Billions in overlooked Covid-era funds being made available to small businesses (Courtesy of the Jacksonville Business Journal) — Billions of dollars have started flowing to small-business owners in the form of direct investments and subsidized loans as a result of a pandemic-era small-business support program.

Iowa-based Kinetic Technologies, an advanced-manufacturing firm with a robotic welding table, got $175,000 in governmental funding at a time when it needed working capital to grow marketing distribution and sales.

In Maine, the employee-owned Bell Street Builders residential construction firm was formed by merging two previous firms together and with $40,000 in governmental support. 

Both of those advances were made possible by the Treasury Department’s State Small Business Credit Initiative. This current iteration of the program (there was one more than a decade ago) was authorized by the American Rescue Plan Act of 2021, which set aside $10 billion for states, territories and tribal governments to set up their own programs to help small businesses access capital.

The money helps fund loan programs and credit-enhancement initiatives as well as venture-fund programs to target early-stage businesses. The goal? To leverage the $10 billion in government money into $100 billion in total investments.
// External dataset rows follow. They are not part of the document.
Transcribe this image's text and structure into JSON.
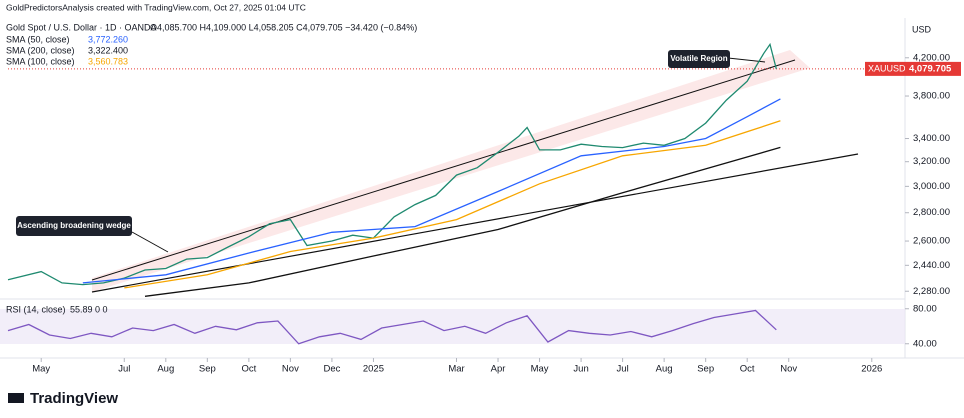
{
  "header": {
    "credit": "GoldPredictorsAnalysis created with TradingView.com, Oct 27, 2025 01:04 UTC",
    "symbol": "Gold Spot / U.S. Dollar · 1D · OANDA",
    "ohlc": "O4,085.700  H4,109.000  L4,058.205  C4,079.705  −34.420 (−0.84%)",
    "legend": [
      {
        "name": "SMA (50, close)",
        "value": "3,772.260"
      },
      {
        "name": "SMA (200, close)",
        "value": "3,322.400"
      },
      {
        "name": "SMA (100, close)",
        "value": "3,560.783"
      }
    ],
    "currency": "USD",
    "ticker": "XAUUSD",
    "logo": "TradingView"
  },
  "chart_data": [
    {
      "type": "line",
      "log_scale": true,
      "grid": false,
      "xlim": [
        -0.8,
        20.8
      ],
      "ylim": [
        2240,
        4400
      ],
      "xticks": [
        {
          "value": 0,
          "label": "May"
        },
        {
          "value": 2,
          "label": "Jul"
        },
        {
          "value": 3,
          "label": "Aug"
        },
        {
          "value": 4,
          "label": "Sep"
        },
        {
          "value": 5,
          "label": "Oct"
        },
        {
          "value": 6,
          "label": "Nov"
        },
        {
          "value": 7,
          "label": "Dec"
        },
        {
          "value": 8,
          "label": "2025"
        },
        {
          "value": 10,
          "label": "Mar"
        },
        {
          "value": 11,
          "label": "Apr"
        },
        {
          "value": 12,
          "label": "May"
        },
        {
          "value": 13,
          "label": "Jun"
        },
        {
          "value": 14,
          "label": "Jul"
        },
        {
          "value": 15,
          "label": "Aug"
        },
        {
          "value": 16,
          "label": "Sep"
        },
        {
          "value": 17,
          "label": "Oct"
        },
        {
          "value": 18,
          "label": "Nov"
        },
        {
          "value": 20,
          "label": "2026"
        }
      ],
      "yticks": [
        {
          "value": 2280,
          "label": "2,280.00"
        },
        {
          "value": 2440,
          "label": "2,440.00"
        },
        {
          "value": 2600,
          "label": "2,600.00"
        },
        {
          "value": 2800,
          "label": "2,800.00"
        },
        {
          "value": 3000,
          "label": "3,000.00"
        },
        {
          "value": 3200,
          "label": "3,200.00"
        },
        {
          "value": 3400,
          "label": "3,400.00"
        },
        {
          "value": 3800,
          "label": "3,800.00"
        },
        {
          "value": 4200,
          "label": "4,200.00"
        }
      ],
      "last_price": 4079.705,
      "last_price_label": "4,079.705",
      "annotations": [
        "Volatile Region",
        "Ascending broadening wedge"
      ],
      "series": [
        {
          "name": "Close",
          "color": "#1f8a70",
          "x": [
            -0.8,
            0,
            0.5,
            1,
            1.5,
            2,
            2.5,
            3,
            3.5,
            4,
            4.5,
            5,
            5.5,
            6,
            6.4,
            7,
            7.5,
            8,
            8.5,
            9,
            9.5,
            10,
            10.5,
            11,
            11.5,
            11.7,
            12,
            12.5,
            13,
            13.5,
            14,
            14.5,
            15,
            15.5,
            16,
            16.5,
            17,
            17.4,
            17.55,
            17.7
          ],
          "values": [
            2350,
            2400,
            2330,
            2320,
            2330,
            2360,
            2410,
            2420,
            2480,
            2490,
            2560,
            2630,
            2720,
            2750,
            2570,
            2600,
            2640,
            2620,
            2770,
            2860,
            2930,
            3090,
            3150,
            3280,
            3420,
            3500,
            3300,
            3300,
            3350,
            3330,
            3320,
            3360,
            3340,
            3400,
            3540,
            3760,
            3950,
            4250,
            4350,
            4080
          ]
        },
        {
          "name": "SMA (50, close)",
          "color": "#2962ff",
          "x": [
            1,
            3,
            5,
            7,
            9,
            11,
            13,
            15,
            16,
            17,
            17.8
          ],
          "values": [
            2330,
            2380,
            2520,
            2660,
            2700,
            2960,
            3250,
            3330,
            3400,
            3600,
            3772
          ]
        },
        {
          "name": "SMA (100, close)",
          "color": "#f7a600",
          "x": [
            2,
            4,
            6,
            8,
            10,
            12,
            14,
            16,
            17.8
          ],
          "values": [
            2300,
            2380,
            2530,
            2620,
            2750,
            3020,
            3250,
            3340,
            3561
          ]
        },
        {
          "name": "SMA (200, close)",
          "color": "#111111",
          "x": [
            2.5,
            5,
            8,
            11,
            14,
            16,
            17.8
          ],
          "values": [
            2250,
            2330,
            2500,
            2680,
            2950,
            3140,
            3322
          ]
        }
      ]
    },
    {
      "type": "line",
      "title": "RSI (14, close)",
      "title_values": "55.89  0  0",
      "xlim": [
        -0.8,
        20.8
      ],
      "ylim": [
        26,
        90
      ],
      "yticks": [
        {
          "value": 80,
          "label": "80.00"
        },
        {
          "value": 40,
          "label": "40.00"
        }
      ],
      "series": [
        {
          "name": "RSI",
          "color": "#7e57c2",
          "x": [
            -0.8,
            -0.3,
            0.2,
            0.7,
            1.2,
            1.7,
            2.2,
            2.7,
            3.2,
            3.7,
            4.2,
            4.7,
            5.2,
            5.7,
            6.2,
            6.7,
            7.2,
            7.7,
            8.2,
            8.7,
            9.2,
            9.7,
            10.2,
            10.7,
            11.2,
            11.7,
            12.2,
            12.7,
            13.2,
            13.7,
            14.2,
            14.7,
            15.2,
            15.7,
            16.2,
            16.7,
            17.2,
            17.7
          ],
          "values": [
            55,
            62,
            50,
            46,
            52,
            48,
            58,
            55,
            62,
            52,
            60,
            56,
            64,
            66,
            40,
            48,
            52,
            45,
            58,
            62,
            66,
            55,
            60,
            52,
            64,
            72,
            42,
            55,
            52,
            50,
            54,
            48,
            55,
            63,
            70,
            74,
            78,
            55.89
          ]
        }
      ]
    }
  ]
}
While largely overlooked during the pandemic amid the rush for emergency funding from the Paycheck Protection Program and the Covid Economic Injury Disaster Loan program, among others initiatives, the SSBCI funding will be flowing through state-level programs for years, offering small businesses a chance at a different pool of capital.

A report released recently by the Treasury Department detailing the program’s status as of the end of September noted that the agency had approved roughly $7.7 billion in funding. It had disbursed about $2.5 billion to state and local government across the country, and those entities had spent about $854 million of those funds through various programs.
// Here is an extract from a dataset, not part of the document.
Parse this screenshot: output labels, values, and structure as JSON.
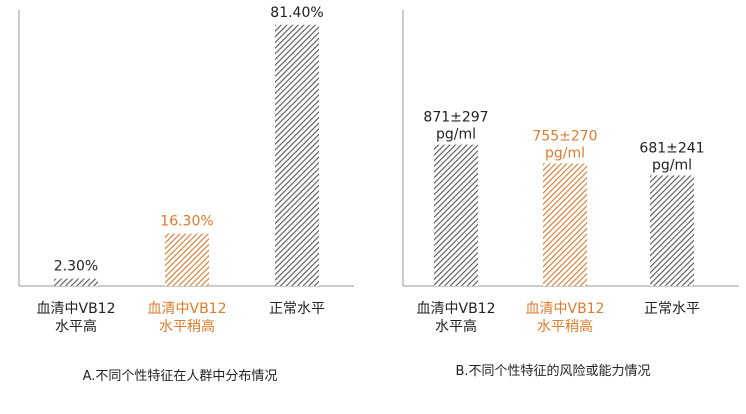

The money has been spread across 214 programs and was approved based on varying timelines tied to states’ requests. Most of the money, about 61%, has gone to loan-guarantee and loan-participation programs. The balance has been earmarked for equity and venture-capital programs, including direct-investment programs that spur investments in small businesses. 

So far, California has reported the highest dollar amount deployed, with about $161 billion as of September 30, followed by Florida at $103 billion, Pennsylvania at $48 billion and Maryland at just under $37 billion.

When it comes to how well states are doing in getting the money they’ve received out the door, Montana leads in terms of the percentage of total funding deployed, at 59.2%. That’s followed by New Hampshire at 44.6% and Vermont at 32.7%.